# Self Sufficiency/Living off the Land or Off the Grid > Hunting & Trapping >  best wire for snares

## stusf12

Hi i am wondering which type of wire is best for small game snares, Rabbits, squirrels ect 
in the past i have used fishing wire wire and paracord, what do you recomend  i have heard that brass and stainless steel work well , personaly i just dont see how it would work, isnt it not flexible enough?

many thanks

----------


## kyratshooter

Here's an uashamed plug for the local merchant.

http://www.safezonellc.com/giwire.html

You can also use 24 guage brass or iron wire from the hardware store or picture hanging wire from Wallmart or any other source.

Electrical wire stripped from car, airplane, atv or snow machine will also work in a pinch.

Believe it or not I have seen hand made cordage catch real life animals.  

Critters are usually not picky about what kills them.

----------


## southard

steel guitar string will work and one end is looped and the tensile strength is enough to withstand a thrashing animal

----------


## Rick

I've never used guitar string for snaring but I do know it will rust. I would assume piano wire could also be used. Lord knows it's been used for a lot of other nasty stuff.


22 or 24 gauge brass, copper or stainless steel wire will work just fine. Aircraft wire is used by some on here. All are flexible enough to shape as you need.

----------


## stusf12

ok thanks, would this work then   http://www.amazon.co.uk/Colored-Gaug...d_rhf_se_p_t_3

----------


## hunter63

Actually it doesn't have to be flexible,.... a stiff, but soft easily formed wire will hold a loop shape with out pinning in up/down or what ever.
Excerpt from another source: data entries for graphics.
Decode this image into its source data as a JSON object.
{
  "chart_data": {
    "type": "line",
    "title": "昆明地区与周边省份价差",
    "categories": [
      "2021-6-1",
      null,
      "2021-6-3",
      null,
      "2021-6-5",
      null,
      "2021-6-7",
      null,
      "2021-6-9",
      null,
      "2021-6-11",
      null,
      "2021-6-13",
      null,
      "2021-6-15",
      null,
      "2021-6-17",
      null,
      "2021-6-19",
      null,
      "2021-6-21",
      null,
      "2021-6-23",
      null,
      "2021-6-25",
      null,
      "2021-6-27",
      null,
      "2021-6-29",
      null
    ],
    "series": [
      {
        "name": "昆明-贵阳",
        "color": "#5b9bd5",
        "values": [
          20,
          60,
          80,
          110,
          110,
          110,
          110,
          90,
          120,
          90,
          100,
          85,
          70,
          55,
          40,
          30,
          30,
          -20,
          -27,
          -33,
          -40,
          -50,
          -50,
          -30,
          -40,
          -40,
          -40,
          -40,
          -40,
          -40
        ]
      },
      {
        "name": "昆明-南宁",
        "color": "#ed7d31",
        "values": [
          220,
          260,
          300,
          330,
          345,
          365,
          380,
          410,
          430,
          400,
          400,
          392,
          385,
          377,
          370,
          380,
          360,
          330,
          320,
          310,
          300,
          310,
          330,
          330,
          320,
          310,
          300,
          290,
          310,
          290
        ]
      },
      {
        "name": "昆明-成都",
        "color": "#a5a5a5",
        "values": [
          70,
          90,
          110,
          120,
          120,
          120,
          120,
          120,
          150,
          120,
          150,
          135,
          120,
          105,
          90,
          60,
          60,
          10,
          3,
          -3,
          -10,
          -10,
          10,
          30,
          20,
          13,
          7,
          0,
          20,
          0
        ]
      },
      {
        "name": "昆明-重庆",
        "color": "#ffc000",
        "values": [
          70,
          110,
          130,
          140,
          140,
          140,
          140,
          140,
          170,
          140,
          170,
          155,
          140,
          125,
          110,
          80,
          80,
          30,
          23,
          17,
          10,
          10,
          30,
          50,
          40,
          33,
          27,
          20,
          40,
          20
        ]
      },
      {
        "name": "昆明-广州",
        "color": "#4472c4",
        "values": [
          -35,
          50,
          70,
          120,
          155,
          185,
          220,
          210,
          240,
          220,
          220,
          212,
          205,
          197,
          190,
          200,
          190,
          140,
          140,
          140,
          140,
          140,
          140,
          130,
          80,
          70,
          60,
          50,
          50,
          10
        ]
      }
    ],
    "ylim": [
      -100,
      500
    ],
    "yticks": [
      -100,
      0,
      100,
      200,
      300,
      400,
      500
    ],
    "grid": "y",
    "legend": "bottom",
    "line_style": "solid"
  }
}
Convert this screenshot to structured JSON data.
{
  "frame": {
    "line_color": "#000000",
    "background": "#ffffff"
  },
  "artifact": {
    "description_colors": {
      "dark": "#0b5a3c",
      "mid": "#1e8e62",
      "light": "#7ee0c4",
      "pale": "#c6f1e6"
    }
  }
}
A small eye loop, twisted on one end with the bidder loop threaded thru work really well....putting a fishing swivel some where between the loop and anchor will keep it from twisting off.

----------


## sh4d0wm4573ri7

If its usable and does the job, does it really matter what it is made of ? lol Just a thought I prefer picture wire or 24 gauge myselfI Must admit I have used many things to obtain a meal over the years. Use your imagination there are many things that make great snares and donot forget deadfalls a very handy way to a meal also.

----------


## Rick

To answer your question, yes, that will work.

----------


## SARKY

.020 or .025 stainless safety wire is plenty flexible enough.

----------